The 2015 section of the TPS already provided equivalent benefits for same-sex spouses, so no amendment was required. The main effect of these changes arising from this decision are that the valuation assumptions used when valuing the 2010 section of the TPS will need to be revised.

What other amendments are being made?

Other amendments being made under the Regulations are minor but should hopefully provide clarity for certain issues and amend drafting errors, for example, clarifying that medical reports used for assessing ill-health incapacity must be recent (i.e. dated within the previous 18 months). Such amendments are not material to employers.

What implications do the Regulations have for education sector employers participating in the TPS?

As noted above, the changes being made in respect of the Walker v Innospec decision are likely to result in changes to the valuation assumptions of the TPS, as benefits are effectively being increased for an entire category of beneficiaries (i.e. same-sex spouses). This is therefore likely to increase liabilities in the TPS.

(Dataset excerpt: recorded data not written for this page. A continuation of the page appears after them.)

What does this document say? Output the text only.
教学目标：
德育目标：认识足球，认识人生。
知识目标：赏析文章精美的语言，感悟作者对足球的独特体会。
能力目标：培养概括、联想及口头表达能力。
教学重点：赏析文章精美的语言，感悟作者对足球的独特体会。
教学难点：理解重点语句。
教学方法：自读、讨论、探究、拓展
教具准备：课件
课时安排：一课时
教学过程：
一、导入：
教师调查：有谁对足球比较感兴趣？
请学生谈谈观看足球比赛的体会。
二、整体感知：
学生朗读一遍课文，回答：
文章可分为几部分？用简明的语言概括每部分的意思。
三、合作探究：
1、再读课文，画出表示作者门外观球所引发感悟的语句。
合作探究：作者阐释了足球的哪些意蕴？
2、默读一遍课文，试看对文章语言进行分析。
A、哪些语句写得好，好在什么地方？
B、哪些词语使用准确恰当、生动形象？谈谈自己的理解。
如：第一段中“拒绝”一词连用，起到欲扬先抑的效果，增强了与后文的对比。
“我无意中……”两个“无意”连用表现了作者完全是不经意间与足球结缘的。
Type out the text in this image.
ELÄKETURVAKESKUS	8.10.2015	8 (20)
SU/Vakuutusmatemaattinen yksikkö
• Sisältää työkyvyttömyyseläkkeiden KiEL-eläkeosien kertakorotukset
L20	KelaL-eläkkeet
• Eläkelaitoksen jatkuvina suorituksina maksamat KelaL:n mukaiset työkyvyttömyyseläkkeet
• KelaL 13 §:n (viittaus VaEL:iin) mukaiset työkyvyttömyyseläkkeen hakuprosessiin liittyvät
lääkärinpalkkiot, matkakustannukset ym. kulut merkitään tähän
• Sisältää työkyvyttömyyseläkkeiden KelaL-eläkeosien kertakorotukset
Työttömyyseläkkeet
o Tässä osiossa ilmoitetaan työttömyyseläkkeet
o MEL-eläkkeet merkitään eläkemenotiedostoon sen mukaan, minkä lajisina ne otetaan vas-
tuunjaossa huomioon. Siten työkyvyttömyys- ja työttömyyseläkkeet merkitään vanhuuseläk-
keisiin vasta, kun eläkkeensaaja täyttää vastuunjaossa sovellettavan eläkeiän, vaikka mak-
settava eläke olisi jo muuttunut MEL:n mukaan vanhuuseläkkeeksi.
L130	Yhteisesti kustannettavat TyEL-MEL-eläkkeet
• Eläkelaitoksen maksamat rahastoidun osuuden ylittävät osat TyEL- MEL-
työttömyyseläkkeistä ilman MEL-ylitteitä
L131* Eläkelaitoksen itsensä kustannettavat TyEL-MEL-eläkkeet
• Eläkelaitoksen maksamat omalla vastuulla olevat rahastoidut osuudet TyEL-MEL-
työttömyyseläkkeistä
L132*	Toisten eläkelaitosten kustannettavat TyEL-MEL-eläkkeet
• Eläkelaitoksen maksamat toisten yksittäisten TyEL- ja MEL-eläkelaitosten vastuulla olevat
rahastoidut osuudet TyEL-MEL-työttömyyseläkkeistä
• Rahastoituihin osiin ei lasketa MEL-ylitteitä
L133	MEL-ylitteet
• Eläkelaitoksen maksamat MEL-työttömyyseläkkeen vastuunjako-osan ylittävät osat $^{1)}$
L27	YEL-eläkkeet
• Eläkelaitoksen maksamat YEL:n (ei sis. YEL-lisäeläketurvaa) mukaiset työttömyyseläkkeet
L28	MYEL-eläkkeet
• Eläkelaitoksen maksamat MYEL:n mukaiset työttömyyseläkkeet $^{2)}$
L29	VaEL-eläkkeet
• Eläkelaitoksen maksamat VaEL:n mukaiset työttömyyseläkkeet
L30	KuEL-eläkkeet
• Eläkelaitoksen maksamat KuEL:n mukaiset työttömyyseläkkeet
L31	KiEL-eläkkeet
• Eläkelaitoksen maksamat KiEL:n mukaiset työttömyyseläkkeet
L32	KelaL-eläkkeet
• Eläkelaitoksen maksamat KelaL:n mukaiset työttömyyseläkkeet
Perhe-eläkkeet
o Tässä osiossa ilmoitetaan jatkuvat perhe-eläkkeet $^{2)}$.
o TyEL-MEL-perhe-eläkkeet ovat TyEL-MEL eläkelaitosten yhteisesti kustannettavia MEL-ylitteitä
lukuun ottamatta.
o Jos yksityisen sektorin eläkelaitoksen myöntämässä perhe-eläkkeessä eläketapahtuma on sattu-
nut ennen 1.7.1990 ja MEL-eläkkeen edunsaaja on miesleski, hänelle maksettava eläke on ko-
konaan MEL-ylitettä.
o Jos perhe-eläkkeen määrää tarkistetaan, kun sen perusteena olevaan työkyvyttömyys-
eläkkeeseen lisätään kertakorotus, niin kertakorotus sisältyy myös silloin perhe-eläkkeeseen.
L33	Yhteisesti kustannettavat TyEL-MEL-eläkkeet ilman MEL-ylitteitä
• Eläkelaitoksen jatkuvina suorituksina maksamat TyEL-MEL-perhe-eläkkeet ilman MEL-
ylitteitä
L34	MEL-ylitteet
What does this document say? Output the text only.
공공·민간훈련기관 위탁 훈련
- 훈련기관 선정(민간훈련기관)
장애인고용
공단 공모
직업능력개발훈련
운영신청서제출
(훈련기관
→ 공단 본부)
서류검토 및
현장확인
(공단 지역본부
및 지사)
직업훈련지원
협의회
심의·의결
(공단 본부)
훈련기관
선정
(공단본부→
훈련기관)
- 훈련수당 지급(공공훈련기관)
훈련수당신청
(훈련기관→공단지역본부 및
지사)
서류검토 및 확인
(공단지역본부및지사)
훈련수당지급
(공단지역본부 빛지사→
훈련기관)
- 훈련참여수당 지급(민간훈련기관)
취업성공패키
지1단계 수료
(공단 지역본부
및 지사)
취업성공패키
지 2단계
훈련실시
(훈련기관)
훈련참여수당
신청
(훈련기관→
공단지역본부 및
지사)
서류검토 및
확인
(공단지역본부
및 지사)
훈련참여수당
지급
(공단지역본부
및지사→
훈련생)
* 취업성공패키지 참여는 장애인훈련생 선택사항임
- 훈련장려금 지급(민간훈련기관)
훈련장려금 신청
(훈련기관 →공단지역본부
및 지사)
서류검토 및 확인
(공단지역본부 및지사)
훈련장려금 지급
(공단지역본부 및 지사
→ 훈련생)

However, the effect of this decision is likely to be rolled in with the valuation changes to public sector schemes as a result of the McCloud/Sargeant case mentioned in our briefing here. The Government has estimated the cost of implementing the Walker v Innospec decision at approximately £20m for public sector schemes. This amount however pales in comparison to the effect of the McCloud/Sargeant decision which was estimated to be £4bn per year across the public sector. The overall effect of the McCloud/Sargeant decision on the valuation is as yet unknown and we anticipate the Government will legislate before a further hearing scheduled for next year.

We therefore expect the changes made by these Regulations to incur a (relatively) minor cost implication for employers in the TPS.